The proposal was first mooted November 2018 by senior intelligence officials Ian Levy, technical director of the UK's national cyber security centre, and Crispin Robinson, head of cryptanalysis at GCHQ, in November 2018.
Writing for the Lawfare blog, the pair said it would be "relatively easy" for a service provider to "silently add a law enforcement participant to a group chat or call".
Our open letter is available to read here: https://t.co/k1sDHeRcxj
— Big Brother Watch (@bbw1984) May 30, 2019
"The service provider usually controls the identity system and so decides who's who and which devices are involved. You end up with everything still end-to-end encrypted, but there's an extra ‘end' on this particular communication. This sort of solution seems to be no more intrusive than virtual crocodile clips our democratically elected representatives and judiciary authorise today in traditional voice intercept solutions," they suggested.
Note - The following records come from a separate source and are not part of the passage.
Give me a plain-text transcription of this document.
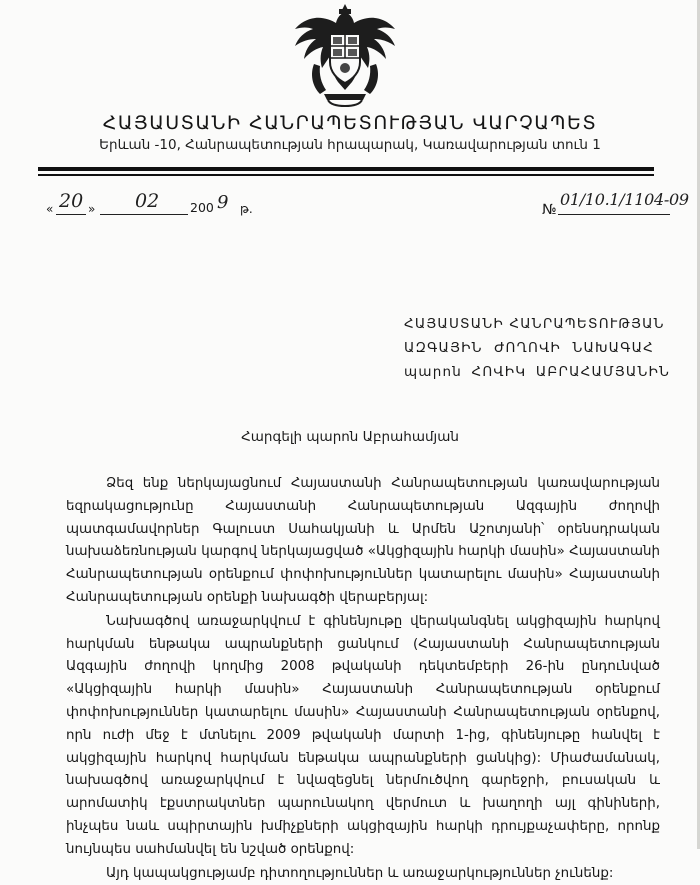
ՀԱՅԱՍՏԱՆԻ ՀԱՆՐԱՊԵՏՈՒԹՅԱՆ ՎԱՐՉԱՊԵՏ
Երևան -10, Հանրապետության հրապարակ, Կառավարության տուն 1
« 20 » 02 200 9 թ.	№
01/10.1/1104-09
ՀԱՅԱՍՏԱՆԻ ՀԱՆՐԱՊԵՏՈՒԹՅԱՆ
ԱԶԳԱՅԻՆ ԺՈՂՈՎԻ ՆԱԽԱԳԱՀ
պարոն ՀՈՎԻԿ ԱԲՐԱՀԱՄՅԱՆԻՆ
Հարգելի պարոն Աբրահամյան

Ձեզ ենք ներկայացնում Հայաստանի Հանրապետության կառավարության եզրակացությունը Հայաստանի Հանրապետության Ազգային ժողովի պատգամավորներ Գալուստ Սահակյանի և Արմեն Աշոտյանի՝ օրենսդրական նախաձեռնության կարգով ներկայացված «Ակցիզային հարկի մասին» Հայաստանի Հանրապետության օրենքում փոփոխություններ կատարելու մասին» Հայաստանի Հանրապետության օրենքի նախագծի վերաբերյալ:

Նախագծով առաջարկվում է գինենյութը վերականգնել ակցիզային հարկով հարկման ենթակա ապրանքների ցանկում (Հայաստանի Հանրապետության Ազգային ժողովի կողմից 2008 թվականի դեկտեմբերի 26-ին ընդունված «Ակցիզային հարկի մասին» Հայաստանի Հանրապետության օրենքում փոփոխություններ կատարելու մասին» Հայաստանի Հանրապետության օրենքով, որն ուժի մեջ է մտնելու 2009 թվականի մարտի 1-ից, գինենյութը հանվել է ակցիզային հարկով հարկման ենթակա ապրանքների ցանկից): Միաժամանակ, նախագծով առաջարկվում է նվազեցնել ներմուծվող գարեջրի, բուսական և արոմատիկ էքստրակտներ պարունակող վերմուտ և խաղողի այլ գինիների, ինչպես նաև սպիրտային խմիչքների ակցիզային հարկի դրույքաչափերը, որոնք նույնպես սահմանվել են նշված օրենքով:

Այդ կապակցությամբ դիտողություններ և առաջարկություններ չունենք:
However, the consortium claim the plan represents "serious threat" to digital security and human rights, and the agencies should instead focus on "protecting privacy rights, cybersecurity, public confidence, and transparency".
"To achieve this result, their proposal requires two changes to systems that would seriously undermine user security and trust. First, it would require service providers to surreptitiously inject a new public key into a conversation in response to a government demand. This would turn a two-way conversation into a group chat where the government is the additional participant, or add a secret government participant to an existing group chat. Second, in order to ensure the government is added to the conversation in secret, GCHQ's proposal would require messaging apps, service providers, and operating systems to change their software so it would change the encryption schemes used, and/or mislead users by suppressing the notifications that routinely appear when a new communicant joins a chat," the letter states.
GCHQ's proposal differs slightly from recurrent government calls for "back doors" to be inserted into encrypted services, which experts argue would produce security flaws hackers could easily be exploited by hackers.
"The overwhelming majority of users rely on their confidence in reputable providers to perform authentication functions and verify that the participants in a conversation are the people they think they are, and only those people. The ghost proposal completely undermines this trust relationship and the authentication process," the letter continues.
"The hypothetical proposal was always intended as a starting point for discussion. We will continue to engage with interested parties and look forward to having an open discussion to reach the best solutions possible," he added.
Apple, one of the signatories to the letter, has previously engaged in high-profile disputes with law enforcement agencies over privacy protection, for instance refusing to open a locked iPhone for the FBI. Eventually, the Bureau merely employed a hacker to break into the device in question without Apple's approval or assistance.